The story opens in 1920s America where the large Scimenti family has settled down in Brooklyn. More precisely, we are introduced to Marcella Scimenti, daughter of Giacomo, the infamous Italian sailor who kept us company in the previous books. Young, beautiful, headstrong, and a head full of ambitious dreams of one day becoming a Hollywood singer. Supported by her great family, Marcella takes flight (metaphorically-speaking) for the first time, but as it turns out, fate has many other plans, one of them being the Great Depression. As she grows and tries to make the best of her life in a country turned upside-down, she comes to learn many lessons about life, love, friendship, family traditions, faith, duty, and of course, profoundly-buried secrets destined to challenge all she has come to know. Periods of great change have begun in the world, and the people like Marcella are only following suit.
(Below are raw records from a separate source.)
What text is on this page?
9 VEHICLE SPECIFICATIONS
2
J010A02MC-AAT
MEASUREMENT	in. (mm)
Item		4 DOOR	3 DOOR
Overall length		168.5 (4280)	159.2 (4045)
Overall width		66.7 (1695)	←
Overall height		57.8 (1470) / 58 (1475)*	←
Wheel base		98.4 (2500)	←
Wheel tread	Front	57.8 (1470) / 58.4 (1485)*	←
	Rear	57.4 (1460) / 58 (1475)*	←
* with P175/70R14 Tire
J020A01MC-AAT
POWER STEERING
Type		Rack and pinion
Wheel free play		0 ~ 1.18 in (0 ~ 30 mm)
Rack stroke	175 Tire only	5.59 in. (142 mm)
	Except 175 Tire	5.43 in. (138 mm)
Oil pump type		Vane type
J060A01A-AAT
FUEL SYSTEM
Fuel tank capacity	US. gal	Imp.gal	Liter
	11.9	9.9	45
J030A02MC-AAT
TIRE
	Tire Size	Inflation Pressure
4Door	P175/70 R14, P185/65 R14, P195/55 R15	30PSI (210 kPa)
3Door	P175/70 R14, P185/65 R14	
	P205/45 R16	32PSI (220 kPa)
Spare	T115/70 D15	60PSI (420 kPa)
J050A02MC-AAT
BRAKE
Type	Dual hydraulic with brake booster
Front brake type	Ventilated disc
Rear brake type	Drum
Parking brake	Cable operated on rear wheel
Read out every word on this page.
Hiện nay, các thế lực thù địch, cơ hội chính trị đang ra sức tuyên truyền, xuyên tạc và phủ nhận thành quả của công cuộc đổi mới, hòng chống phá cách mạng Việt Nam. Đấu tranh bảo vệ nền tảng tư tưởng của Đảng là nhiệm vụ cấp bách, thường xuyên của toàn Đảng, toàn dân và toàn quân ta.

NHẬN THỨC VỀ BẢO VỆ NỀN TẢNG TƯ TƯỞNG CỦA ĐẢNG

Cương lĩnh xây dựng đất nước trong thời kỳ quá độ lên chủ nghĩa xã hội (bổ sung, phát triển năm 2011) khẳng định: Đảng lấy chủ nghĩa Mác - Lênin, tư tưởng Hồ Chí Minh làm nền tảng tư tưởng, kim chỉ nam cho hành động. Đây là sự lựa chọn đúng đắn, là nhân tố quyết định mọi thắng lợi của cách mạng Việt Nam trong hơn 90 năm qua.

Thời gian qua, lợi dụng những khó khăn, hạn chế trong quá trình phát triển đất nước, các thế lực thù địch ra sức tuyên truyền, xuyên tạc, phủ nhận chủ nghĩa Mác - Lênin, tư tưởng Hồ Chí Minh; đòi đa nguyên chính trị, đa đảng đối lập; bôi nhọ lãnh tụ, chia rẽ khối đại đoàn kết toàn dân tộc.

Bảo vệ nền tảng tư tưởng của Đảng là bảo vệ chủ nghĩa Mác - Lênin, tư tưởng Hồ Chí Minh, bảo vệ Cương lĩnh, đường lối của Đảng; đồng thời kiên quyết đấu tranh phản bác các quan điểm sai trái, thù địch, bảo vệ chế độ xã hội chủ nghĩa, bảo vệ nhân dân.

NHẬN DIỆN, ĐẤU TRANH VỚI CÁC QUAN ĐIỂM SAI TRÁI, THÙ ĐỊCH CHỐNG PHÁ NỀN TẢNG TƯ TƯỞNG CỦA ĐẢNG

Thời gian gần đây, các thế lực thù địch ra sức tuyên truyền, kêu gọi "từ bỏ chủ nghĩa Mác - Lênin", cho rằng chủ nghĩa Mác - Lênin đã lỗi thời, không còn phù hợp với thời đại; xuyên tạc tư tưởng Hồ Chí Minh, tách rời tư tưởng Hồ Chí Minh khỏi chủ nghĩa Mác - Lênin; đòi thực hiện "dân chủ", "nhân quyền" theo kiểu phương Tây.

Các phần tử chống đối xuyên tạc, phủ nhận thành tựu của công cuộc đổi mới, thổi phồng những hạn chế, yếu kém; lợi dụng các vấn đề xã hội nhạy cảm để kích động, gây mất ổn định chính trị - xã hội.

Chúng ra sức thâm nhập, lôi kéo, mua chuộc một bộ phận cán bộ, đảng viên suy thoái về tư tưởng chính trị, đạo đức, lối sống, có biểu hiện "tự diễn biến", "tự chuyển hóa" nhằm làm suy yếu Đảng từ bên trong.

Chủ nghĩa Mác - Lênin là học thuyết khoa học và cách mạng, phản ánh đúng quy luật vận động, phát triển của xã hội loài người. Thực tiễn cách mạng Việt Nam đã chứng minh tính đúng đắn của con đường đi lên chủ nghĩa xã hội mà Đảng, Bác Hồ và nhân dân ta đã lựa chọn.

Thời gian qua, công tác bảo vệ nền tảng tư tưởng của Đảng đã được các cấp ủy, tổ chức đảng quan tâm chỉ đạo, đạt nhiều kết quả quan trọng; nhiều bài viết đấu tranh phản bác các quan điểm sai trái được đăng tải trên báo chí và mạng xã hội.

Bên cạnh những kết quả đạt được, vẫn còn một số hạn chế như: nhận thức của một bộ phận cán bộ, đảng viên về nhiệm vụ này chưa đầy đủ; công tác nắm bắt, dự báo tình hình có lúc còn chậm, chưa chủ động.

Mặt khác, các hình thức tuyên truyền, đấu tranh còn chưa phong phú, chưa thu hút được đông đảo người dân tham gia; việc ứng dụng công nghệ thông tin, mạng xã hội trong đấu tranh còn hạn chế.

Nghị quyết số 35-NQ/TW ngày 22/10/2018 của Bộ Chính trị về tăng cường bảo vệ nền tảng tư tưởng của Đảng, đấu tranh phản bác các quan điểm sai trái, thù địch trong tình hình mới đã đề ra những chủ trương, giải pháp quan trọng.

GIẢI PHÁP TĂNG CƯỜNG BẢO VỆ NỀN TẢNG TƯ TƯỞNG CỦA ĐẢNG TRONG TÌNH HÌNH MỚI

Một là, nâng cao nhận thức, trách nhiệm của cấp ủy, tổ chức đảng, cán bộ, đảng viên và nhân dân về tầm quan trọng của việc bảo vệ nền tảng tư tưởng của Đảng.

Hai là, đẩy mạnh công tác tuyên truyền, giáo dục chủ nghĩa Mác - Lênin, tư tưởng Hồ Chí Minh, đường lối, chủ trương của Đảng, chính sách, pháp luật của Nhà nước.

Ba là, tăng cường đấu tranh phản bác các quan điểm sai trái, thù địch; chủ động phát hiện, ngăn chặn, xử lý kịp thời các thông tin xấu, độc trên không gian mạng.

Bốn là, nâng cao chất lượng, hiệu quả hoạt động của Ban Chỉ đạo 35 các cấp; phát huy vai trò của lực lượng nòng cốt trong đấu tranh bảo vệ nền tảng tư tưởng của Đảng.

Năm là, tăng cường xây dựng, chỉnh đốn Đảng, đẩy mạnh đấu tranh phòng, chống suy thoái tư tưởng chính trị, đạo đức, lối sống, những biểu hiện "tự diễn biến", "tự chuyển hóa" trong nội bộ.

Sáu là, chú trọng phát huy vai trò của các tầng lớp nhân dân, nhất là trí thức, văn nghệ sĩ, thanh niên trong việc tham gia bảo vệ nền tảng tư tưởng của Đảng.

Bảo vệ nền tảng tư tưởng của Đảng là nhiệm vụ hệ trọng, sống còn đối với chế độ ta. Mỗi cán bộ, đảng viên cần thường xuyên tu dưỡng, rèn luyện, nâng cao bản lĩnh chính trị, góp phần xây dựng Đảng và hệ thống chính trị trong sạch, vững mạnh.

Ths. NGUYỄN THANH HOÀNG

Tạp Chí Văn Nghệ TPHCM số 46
Though I would highly recommend you read the two previous books just for their quality, I don't believe they're necessary to understand or enjoy this one. There are of course allusions to the past you'd be more familiar with had you started in the right place, but ultimately the story and characters stand on their own and newcomers to the trilogy won't feel lost in any way.
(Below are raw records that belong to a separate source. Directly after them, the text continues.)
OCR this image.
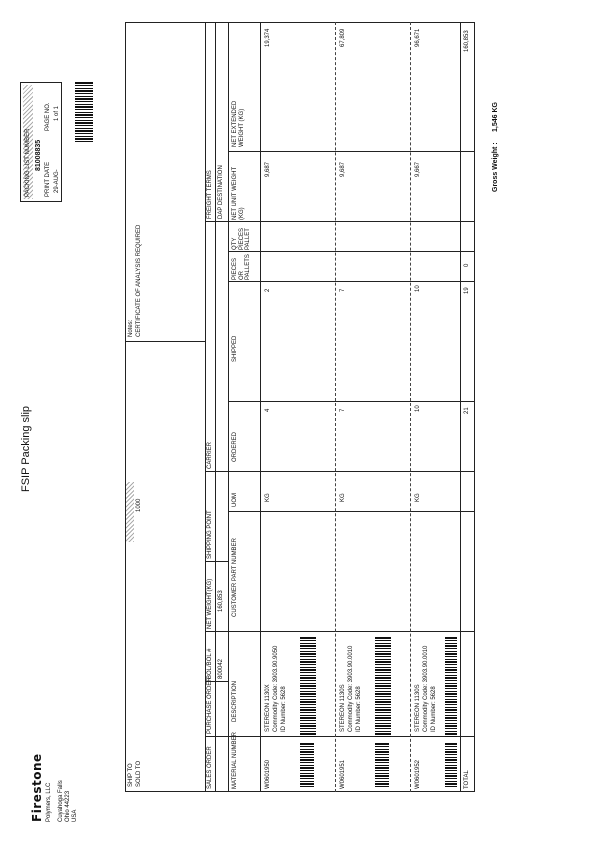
FSIP Packing slip
Firestone Polymers, LLC Cuyahoga Falls Ohio 44223 USA
PACKING LIST NUMBER 81008835
PRINT DATE
PAGE NO.
29-AUG-
1 of 1
SHIP TO SOLD TO
1000
Notes: CERTIFICATE OF ANALYSIS REQUIRED
SALES ORDER
PURCHASE ORDER
BOL/BOL #
NET WEIGHT(KG)
SHIPPING POINT
CARRIER
FREIGHT TERMS
800042
160,853
DAP DESTINATION
MATERIAL NUMBER
DESCRIPTION
CUSTOMER PART NUMBER
UOM
ORDERED
SHIPPED
PIECES OR PALLETS
QTY PIECES PALLET
NET UNIT WEIGHT (KG)
NET EXTENDED WEIGHT (KG)
W0601950
STEREON 1130X Commodity Code: 3903.90.9050 ID Number: 5628
KG
4
2
9,687
19,374
W0601951
STEREON 1130S Commodity Code: 3903.90.0010 ID Number: 5628
KG
7
7
9,687
67,809
W0601952
STEREON 1130S Commodity Code: 3903.90.0010 ID Number: 5628
KG
10
10
9,667
96,671
TOTAL
21
19
0
160,853
Gross Weight :
1,546 KG
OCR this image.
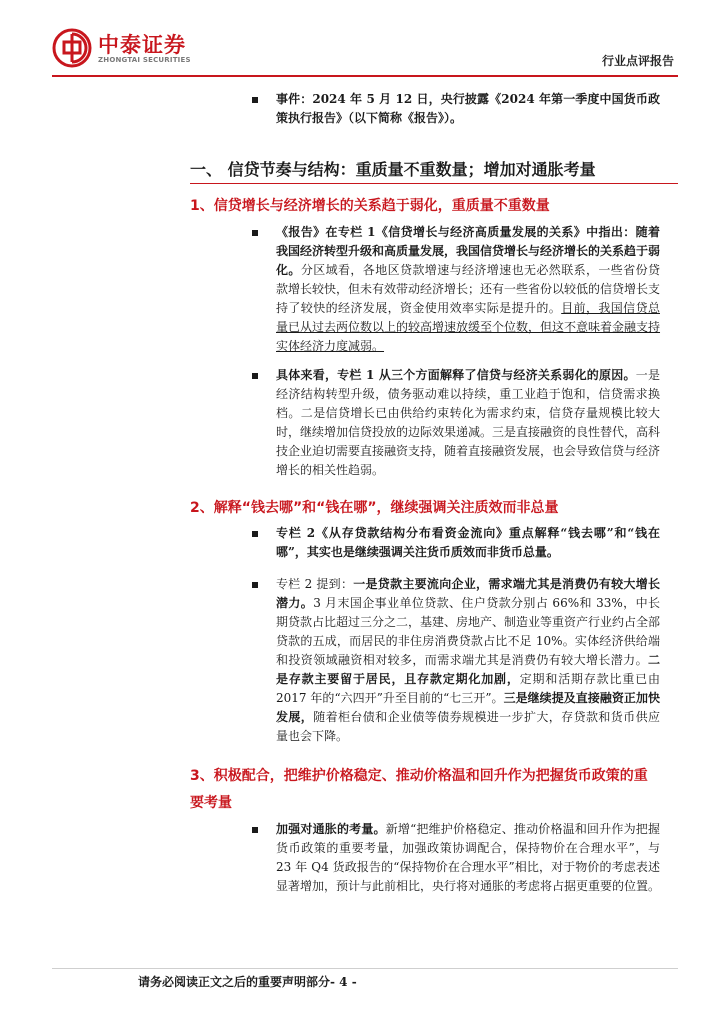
中泰证券
ZHONGTAI SECURITIES	行业点评报告
事件：2024 年 5 月 12 日，央行披露《2024 年第一季度中国货币政策执行报告》（以下简称《报告》）。
一、 信贷节奏与结构：重质量不重数量；增加对通胀考量
1、信贷增长与经济增长的关系趋于弱化，重质量不重数量
《报告》在专栏 1《信贷增长与经济高质量发展的关系》中指出：随着我国经济转型升级和高质量发展，我国信贷增长与经济增长的关系趋于弱化。分区域看，各地区贷款增速与经济增速也无必然联系，一些省份贷款增长较快，但未有效带动经济增长；还有一些省份以较低的信贷增长支持了较快的经济发展，资金使用效率实际是提升的。目前，我国信贷总量已从过去两位数以上的较高增速放缓至个位数，但这不意味着金融支持实体经济力度减弱。
具体来看，专栏 1 从三个方面解释了信贷与经济关系弱化的原因。一是经济结构转型升级，债务驱动难以持续，重工业趋于饱和，信贷需求换档。二是信贷增长已由供给约束转化为需求约束，信贷存量规模比较大时，继续增加信贷投放的边际效果递减。三是直接融资的良性替代，高科技企业迫切需要直接融资支持，随着直接融资发展，也会导致信贷与经济增长的相关性趋弱。
2、解释“钱去哪”和“钱在哪”，继续强调关注质效而非总量
专栏 2《从存贷款结构分布看资金流向》重点解释“钱去哪”和“钱在哪”，其实也是继续强调关注货币质效而非货币总量。
专栏 2 提到：一是贷款主要流向企业，需求端尤其是消费仍有较大增长潜力。3 月末国企事业单位贷款、住户贷款分别占 66%和 33%，中长期贷款占比超过三分之二，基建、房地产、制造业等重资产行业约占全部贷款的五成，而居民的非住房消费贷款占比不足 10%。实体经济供给端和投资领域融资相对较多，而需求端尤其是消费仍有较大增长潜力。二是存款主要留于居民，且存款定期化加剧，定期和活期存款比重已由 2017 年的“六四开”升至目前的“七三开”。三是继续提及直接融资正加快发展，随着柜台债和企业债等债券规模进一步扩大，存贷款和货币供应量也会下降。
3、积极配合，把维护价格稳定、推动价格温和回升作为把握货币政策的重
要考量
加强对通胀的考量。新增“把维护价格稳定、推动价格温和回升作为把握货币政策的重要考量，加强政策协调配合，保持物价在合理水平”，与 23 年 Q4 货政报告的“保持物价在合理水平”相比，对于物价的考虑表述显著增加，预计与此前相比，央行将对通胀的考虑将占据更重要的位置。
请务必阅读正文之后的重要声明部分- 4 -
The Young Struggle for Independence


Each of the books in this series deals with the coming-of-age of a young girl, approached from vastly different perspectives. In the first one we were taken in the heart of the Boxer Rebellion in China, in the second one the challenges revolved around religion, and in this one our protagonist strives for independence in the midst of the Great Depression, on a personal and professional level. While personally-speaking I can't say I remember much from the 1920s, it feels like once again the author did as much research as humanly possible on that time period to recreate it as accurately as can be. When depicting this unique time period she places most of her focus on the people, their mindsets, values, concerns, aspirations and morals. By the time she is done creating the setting and giving us context, we feel the weight behind Marcella's plight.
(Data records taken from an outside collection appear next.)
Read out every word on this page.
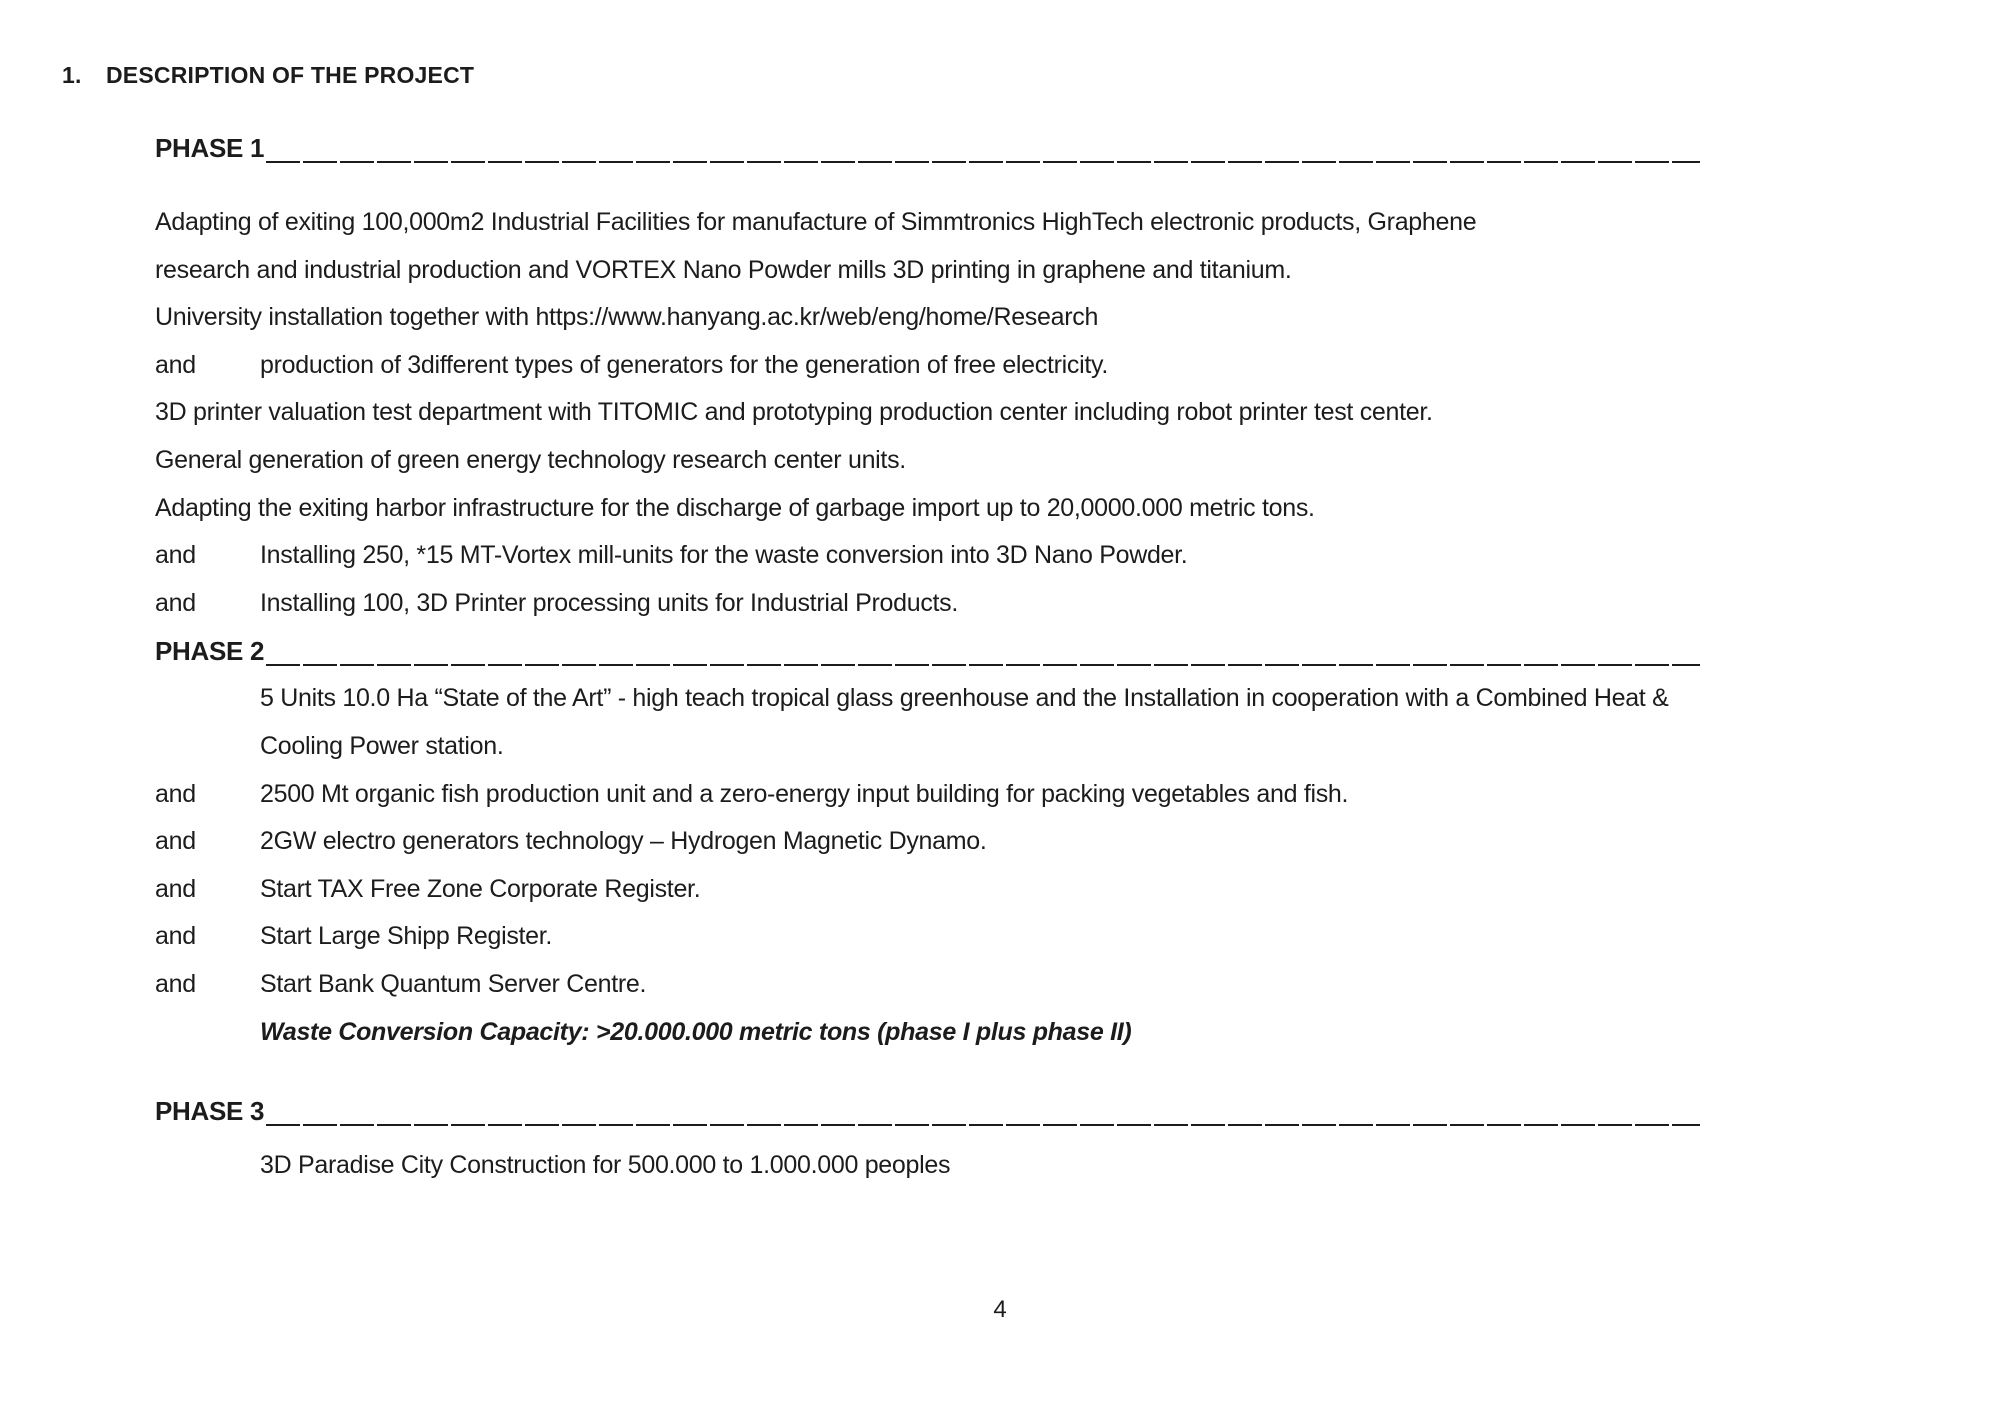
1.	DESCRIPTION OF THE PROJECT
PHASE 1
Adapting of exiting 100,000m2 Industrial Facilities for manufacture of Simmtronics HighTech electronic products, Graphene
research and industrial production and VORTEX Nano Powder mills 3D printing in graphene and titanium.
University installation together with https://www.hanyang.ac.kr/web/eng/home/Research
and	production of 3different types of generators for the generation of free electricity.
3D printer valuation test department with TITOMIC and prototyping production center including robot printer test center.
General generation of green energy technology research center units.
Adapting the exiting harbor infrastructure for the discharge of garbage import up to 20,0000.000 metric tons.
and	Installing 250, *15 MT-Vortex mill-units for the waste conversion into 3D Nano Powder.
and	Installing 100, 3D Printer processing units for Industrial Products.
PHASE 2
5 Units 10.0 Ha “State of the Art” - high teach tropical glass greenhouse and the Installation in cooperation with a Combined Heat &
Cooling Power station.
and	2500 Mt organic fish production unit and a zero-energy input building for packing vegetables and fish.
and	2GW electro generators technology – Hydrogen Magnetic Dynamo.
and	Start TAX Free Zone Corporate Register.
and	Start Large Shipp Register.
and	Start Bank Quantum Server Centre.
Waste Conversion Capacity: >20.000.000 metric tons (phase I plus phase II)
PHASE 3
3D Paradise City Construction for 500.000 to 1.000.000 peoples
4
Her search for independence is nothing if not equal parts inspiring and educational. Her relentless optimism and energy to achieve her own dreams is admirable and endearing, especially when taking into account the economic context in which everything is occurring... I would even call it contagious. Even during the more difficult parts of her life when she goes from one failure to the next, we cannot help but share her headstrong attitude towards life and feel as inspired as she is to keep ploughing forward through the pain. I suspect Romano aimed to shed some light on the struggles faced by young, modern American women back in those days, especially when Marcella finds herself torn between her love for her family and her dreams of making a new life for herself elsewhere. Though this book may take place a hundred years in the past, the issues it deals with are timeless.

The Excitement of an Ambitious Life


There is certainly quite a lot of food for thought for us to digest in this book, but if we take a moment to look past it we will see an extremely engaging and fast-paced story which keeps us engaged from one chapter to the next. There is seldom a lull to be found in these pages, with there always being something happening in the large Scimenti family. Romano doesn't really divide her time between moving the plot forward and characterization, preferring to integrate the two together so we naturally learn about the characters as the events of the book progress. Additionally, the twist of the secret she learns about her family makes for a great source of internal conflict and throws a nice big wrench in everyone's plans. In my opinion, this is a huge part of the equation which helps this trilogy solve the problem many other lesser romance novels run into: segments of absolute boredom.

As a matter of fact, it felt to me as if this novel had less of a romantic aspect than previous ones. We certainly do end up exploring love in various ways, but most of the focus seems to be dedicated to Marcella's journey towards forming her own identity and the worldly difficulties she encounters along the way. Her life and that of her family seem to be so fast and furious we barely have time to stop and smell the flowers of classic romance.


The Final Verdict


To conclude this review of the final book in the Wayfarer Trilogy, I will simply say I hope it raises the standards of all romance authors out there. In America, just like the previous books by Nina Romano, is a perfect example of the genre's potential in terms of plot, character development and meditations on humanity. I highly recommend it to anyone who enjoys historical family dramas as well as anyone looking for unconventional quality romances.



Nina Romano

Nina Romano


Personal site

Nina Romano is an author with an M.A. From Adelphi University, as well as a B.A and an M.F.A. in Creative Writing from Florida International University. Her worldly travels and twenty years spent in Rome have inspired her to write a few poetry collections including Coffeehouse Meditations and She Wouldn't Sing at My Wedding. She has also authored a series of novels in the Wayfarer trilogy, starting with the widely-acclaimed The Secret Language of Women.